The monoclonal antibody to HLA-G (87G) was purchased from EXBIO (Czech Republic).

SHP-1 was obtained from Exalpha Biologicals, and phospho-SHP-1 (phosphor Y536) from Abcam.

For western-blot analysis, immunoreactive proteins were visualized with HRP-coupled goat anti-mouse IgG (Amersham Biosciences, Buckinghamshire, UK) or HRP-conjugated sheep anti-rabbit IgG (Biotest, BUC, France) using an ECL detection system (ECL kit, Amersham Biosciences, Buckinghamshire, UK). Anti-CD3 mAb (OKT3) was obtained from Orthoclone. For immunofluorescence, phycoerythrine-coupled donkey anti-mouse IgG and fluorescein-coupled goat anti-rabbit IgG were purchased from Jackson ImmunoResearch.

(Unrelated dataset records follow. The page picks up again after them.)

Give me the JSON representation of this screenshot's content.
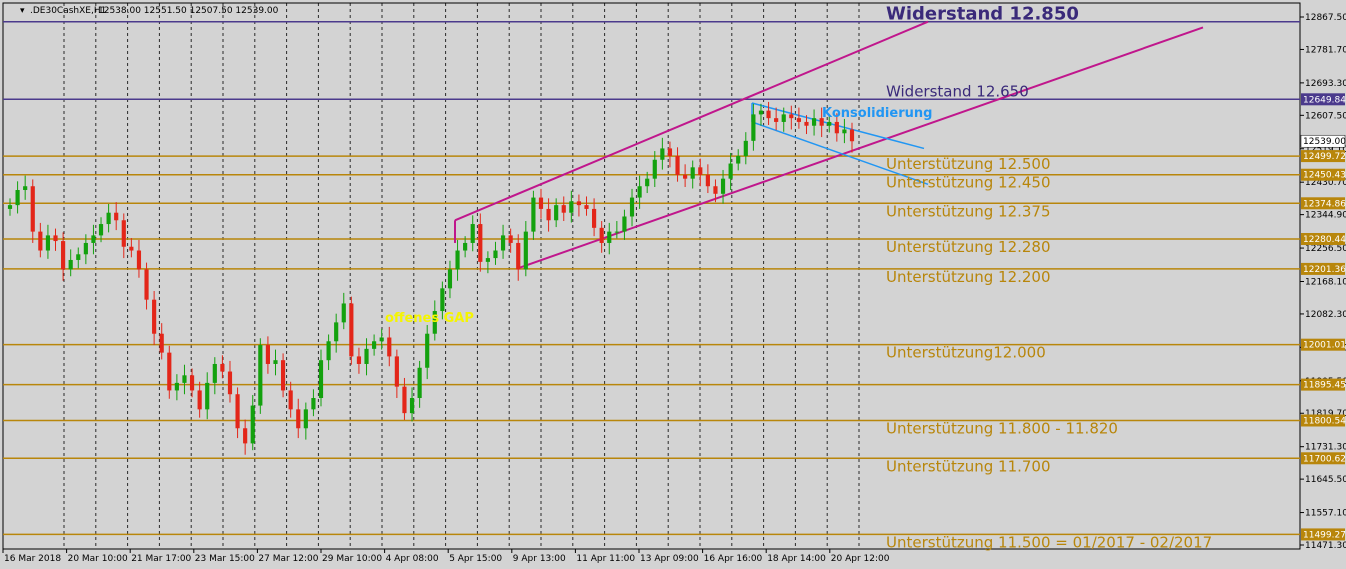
{
  "header": {
    "symbol": ".DE30CashXE,H1",
    "ohlc": "12538.00 12551.50 12507.50 12539.00"
  },
  "chart_data": {
    "type": "candlestick",
    "y_range": [
      11471.3,
      12895.0
    ],
    "price_ticks": [
      "12867.50",
      "12781.70",
      "12693.30",
      "12607.50",
      "12519.10",
      "12430.70",
      "12344.90",
      "12256.50",
      "12168.10",
      "12082.30",
      "11993.90",
      "11905.50",
      "11819.70",
      "11731.30",
      "11645.50",
      "11557.10",
      "11471.30"
    ],
    "x_labels": [
      "16 Mar 2018",
      "20 Mar 10:00",
      "21 Mar 17:00",
      "23 Mar 15:00",
      "27 Mar 12:00",
      "29 Mar 10:00",
      "4 Apr 08:00",
      "5 Apr 15:00",
      "9 Apr 13:00",
      "11 Apr 11:00",
      "13 Apr 09:00",
      "16 Apr 16:00",
      "18 Apr 14:00",
      "20 Apr 12:00"
    ],
    "current_price": "12539.00",
    "levels": [
      {
        "price": 12855.0,
        "kind": "resistance",
        "label": "Widerstand 12.850",
        "tag": ""
      },
      {
        "price": 12649.84,
        "kind": "resistance",
        "label": "Widerstand 12.650",
        "tag": "12649.84"
      },
      {
        "price": 12499.72,
        "kind": "support",
        "label": "Unterstützung 12.500",
        "tag": "12499.72"
      },
      {
        "price": 12450.43,
        "kind": "support",
        "label": "Unterstützung 12.450",
        "tag": "12450.43"
      },
      {
        "price": 12374.86,
        "kind": "support",
        "label": "Unterstützung 12.375",
        "tag": "12374.86"
      },
      {
        "price": 12280.44,
        "kind": "support",
        "label": "Unterstützung 12.280",
        "tag": "12280.44"
      },
      {
        "price": 12201.36,
        "kind": "support",
        "label": "Unterstützung 12.200",
        "tag": "12201.36"
      },
      {
        "price": 12001.01,
        "kind": "support",
        "label": "Unterstützung12.000",
        "tag": "12001.01"
      },
      {
        "price": 11895.45,
        "kind": "support",
        "label": "",
        "tag": "11895.45"
      },
      {
        "price": 11800.54,
        "kind": "support",
        "label": "Unterstützung 11.800 - 11.820",
        "tag": "11800.54"
      },
      {
        "price": 11700.62,
        "kind": "support",
        "label": "Unterstützung 11.700",
        "tag": "11700.62"
      },
      {
        "price": 11499.27,
        "kind": "support",
        "label": "Unterstützung 11.500 = 01/2017 - 02/2017",
        "tag": "11499.27"
      }
    ],
    "annotations": {
      "consolidation": "Konsolidierung",
      "gap": "offenes GAP"
    },
    "closes": [
      12370,
      12410,
      12420,
      12300,
      12250,
      12290,
      12275,
      12200,
      12225,
      12240,
      12270,
      12290,
      12320,
      12350,
      12330,
      12260,
      12250,
      12200,
      12120,
      12030,
      11980,
      11880,
      11900,
      11920,
      11880,
      11830,
      11900,
      11950,
      11930,
      11870,
      11780,
      11740,
      11840,
      12000,
      11950,
      11960,
      11880,
      11830,
      11780,
      11830,
      11860,
      11960,
      12010,
      12060,
      12110,
      11970,
      11950,
      11990,
      12010,
      12020,
      11970,
      11890,
      11820,
      11860,
      11940,
      12030,
      12090,
      12150,
      12200,
      12250,
      12270,
      12320,
      12220,
      12230,
      12250,
      12290,
      12270,
      12200,
      12300,
      12390,
      12360,
      12330,
      12370,
      12350,
      12380,
      12370,
      12360,
      12310,
      12270,
      12300,
      12300,
      12340,
      12390,
      12420,
      12440,
      12490,
      12520,
      12500,
      12450,
      12440,
      12470,
      12450,
      12420,
      12400,
      12440,
      12480,
      12500,
      12540,
      12610,
      12620,
      12600,
      12590,
      12610,
      12600,
      12590,
      12580,
      12600,
      12580,
      12590,
      12560,
      12570,
      12539
    ]
  }
}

HLA-G5 production by M8 melanoma cell lines and immune-purification of HLA-G with magnetic beads

Recombinant HLA-G5 protein was produced in a HLA class I-positive M8 melanoma cell line transfected with HLA-G5 cDNA. Supernatant from M8-HLA-G5 cells was used as a source of HLA-G5 and was filtered (0.22 µm) before HLA-G5 could be immunopurified with magnetic beads. The beads were coated covalently on their surfaces with anti-mouse IgG (Bio-Adembeads goat anti-mouse antibodies, Ademtech, France), and then incubated with anti-HLA-G antibody (4H84) [32]. After washing in RPMI, the 4H84 coated beads were incubated overnight at 4°C with M8-HLA-G5 supernatant. The beads were then washed and suspended in culture medium. Control beads were incubated with supernatant of M8 melanoma transfected with the pcDNA empty vector.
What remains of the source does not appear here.